At the first trial of this case direction of a verdict for defendant after hearing only testimony for the plaintiff was held erroneous. 133 A. 624. The facts are there stated. We have reread the testimony at the first trial wherein, on plaintiff's showing that ice was on the "plug" in the floor of the car covering a metal plate six inches to one foot in diameter, that the ice showed a line across it which inferentially might have been caused by a heel and that there was a depression in the middle of the plate in which ice had formed hard enough to be scratched but not broken by plaintiff's fall, this court said there was enough evidence to compel defendant to explain the presence of ice or show that defendant had not had a reasonable time to know of and remove it.

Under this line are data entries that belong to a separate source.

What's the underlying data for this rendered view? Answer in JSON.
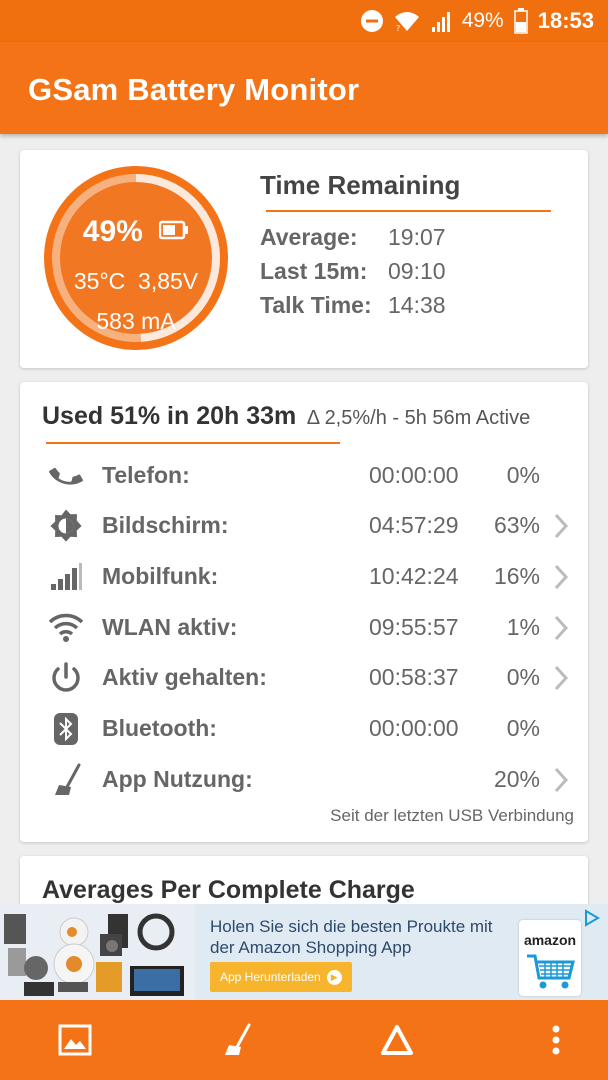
{
  "status_bar": {
    "battery_percent": "49%",
    "time": "18:53",
    "icons": [
      "do-not-disturb-icon",
      "wifi-icon",
      "signal-icon",
      "battery-icon"
    ]
  },
  "app_bar": {
    "title": "GSam Battery Monitor"
  },
  "battery": {
    "percent": "49%",
    "level": 0.49,
    "temperature": "35°C",
    "voltage": "3,85V",
    "current": "583 mA",
    "gauge_color": "#f47317"
  },
  "time_remaining": {
    "title": "Time Remaining",
    "rows": [
      {
        "label": "Average:",
        "value": "19:07"
      },
      {
        "label": "Last 15m:",
        "value": "09:10"
      },
      {
        "label": "Talk Time:",
        "value": "14:38"
      }
    ]
  },
  "usage": {
    "title": "Used 51% in 20h 33m",
    "subtitle": "Δ 2,5%/h - 5h 56m Active",
    "rows": [
      {
        "icon": "phone-icon",
        "label": "Telefon:",
        "time": "00:00:00",
        "percent": "0%",
        "chevron": false
      },
      {
        "icon": "screen-brightness-icon",
        "label": "Bildschirm:",
        "time": "04:57:29",
        "percent": "63%",
        "chevron": true
      },
      {
        "icon": "cell-signal-icon",
        "label": "Mobilfunk:",
        "time": "10:42:24",
        "percent": "16%",
        "chevron": true
      },
      {
        "icon": "wifi-icon",
        "label": "WLAN aktiv:",
        "time": "09:55:57",
        "percent": "1%",
        "chevron": true
      },
      {
        "icon": "power-icon",
        "label": "Aktiv gehalten:",
        "time": "00:58:37",
        "percent": "0%",
        "chevron": true
      },
      {
        "icon": "bluetooth-icon",
        "label": "Bluetooth:",
        "time": "00:00:00",
        "percent": "0%",
        "chevron": false
      },
      {
        "icon": "broom-icon",
        "label": "App Nutzung:",
        "time": "",
        "percent": "20%",
        "chevron": true
      }
    ],
    "footnote": "Seit der letzten USB Verbindung"
  },
  "averages": {
    "title": "Averages Per Complete Charge"
  },
  "ad": {
    "text": "Holen Sie sich die besten Proukte mit der Amazon Shopping App",
    "button": "App Herunterladen",
    "logo": "amazon"
  },
  "bottom_nav": [
    "image-icon",
    "broom-icon",
    "delta-icon",
    "more-vert-icon"
  ],
  "colors": {
    "accent": "#f47317",
    "status_bar": "#f0700f"
  }
}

At neither trial did anyone testify to seeing the ice prior to the accident although one witness said the spot "looked as if heels or feet of people had packed it in." The principles *439 upon which defendant may be liable for damages arising from presence of ice or snow on exposed portions of the car were discussed in Riley v. R.I. Co., 29 R.I. 143, and referred to in 133 A. 624, supra. Those applying to liability for damages arising from presence of snow or ice on the floor of the car are similar. In either case negligence, if existent, is because of failure to use due care under the circumstances. We recognize no degrees of negligence. Leonard v. Bartle, 48 R.I. 101.

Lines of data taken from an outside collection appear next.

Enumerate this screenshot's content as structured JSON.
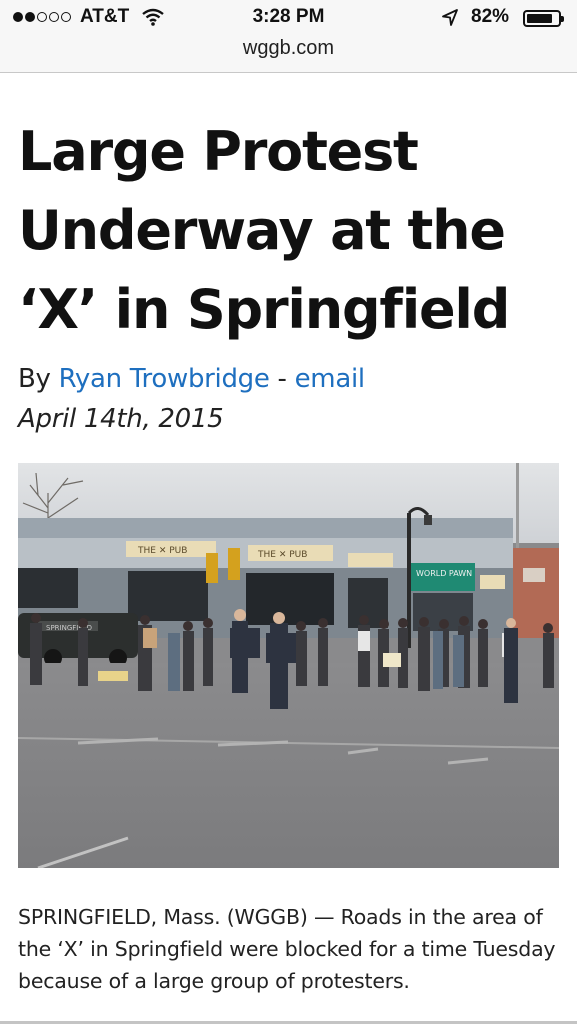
{
  "status_bar": {
    "carrier": "AT&T",
    "time": "3:28 PM",
    "battery_percent": "82%",
    "battery_level": 0.82,
    "signal_bars_filled": 2,
    "signal_bars_total": 5
  },
  "browser": {
    "url": "wggb.com"
  },
  "article": {
    "title": "Large Protest Underway at the ‘X’ in Springfield",
    "byline_prefix": "By ",
    "author": "Ryan Trowbridge",
    "separator": " - ",
    "email_label": "email",
    "date": "April 14th, 2015",
    "image_alt": "Protesters and police gathered at the intersection in front of THE X PUB storefronts",
    "body": "SPRINGFIELD, Mass. (WGGB) — Roads in the area of the ‘X’ in Springfield were blocked for a time Tuesday because of a large group of protesters."
  },
  "icons": [
    "signal-dots-icon",
    "wifi-icon",
    "location-arrow-icon",
    "battery-icon"
  ]
}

At the present trial defendant's conductor and motorman testified. The nature and size of the plate were described. The cause of the fall was definitely fixed as slipping on the metal plate or cap. This was flush with the cleated floor, was one and one quarter inch in diameter, and screwed down. A witness for plaintiff said it was "covered with a very thin scum of ice." The floor was clean, though wet, when the car left the terminus of the line one half hour prior to the accident and in the meantime "three notches" of heat were on. The day was Saturday, was cold and many passengers, including plaintiff herself, had walked in "considerable" snow before boarding the car, had stamped it from their feet and shaken it from their clothes after getting in, leaving "little spots of white snow" on the floor. The Cunningham boy, now sixteen, who was twelve years old at the time of the accident and who described the ice at the first trial, at the present trial again called it "hard slush," meaning thereby "pressed-down snow," "tramped down quite a little"; he said that the ice was broken into numerous small pieces around the cap, "all in small pieces broken right through the center," "small pieces on the sides."

The basis of inference that the ice had been for sufficient time in the car to give notice of its presence and opportunity to remove it was destroyed in the present trial by the positive evidence of defendant as to the nature of the day, the heat of the car, description of its cleated floor, the number of passengers getting on and off, that the car had been inspected within one half hour and the platform swept *440 off, the description of the ice and size of the cap and the certainty that the fall was caused by slipping on the cap rather than on ice formed in a depression therein. Our opinion in the first case was based on evidence of a depression in the metal plate, six inches to one foot in diameter, in which water could remain and in which it must have rested for a considerable time in the car where the temperature was low enough to form ice and that upon such ice plaintiff might have slipped and left a mark across it. No inference of a pool of water standing long enough to freeze was warranted on the testimony in the instant case and the trial court was correct in directing a verdict for defendant.Thomas v. J. Samuels Bro., 47 R.I. 206. Defendant was not an insurer of passengers' safety. Its rules required a clean floor at each end of the line and this existed. It would be impracticable for the conductor to keep going through a "well-filled" car on such a day to make inspection of the floor in order to ascertain the existence of and remove or sand a thin scum of ice on a metal plate or small spots of tramped down snow which might render the floor slippery. Hunter v. PublicService Ry. Co., 144 A. 305 (N.J.).

No exceptions to rulings on evidence possess merit.

Plaintiff's exceptions are all overruled and the case is remitted to the Superior Court for the entry of judgment on the verdict as directed.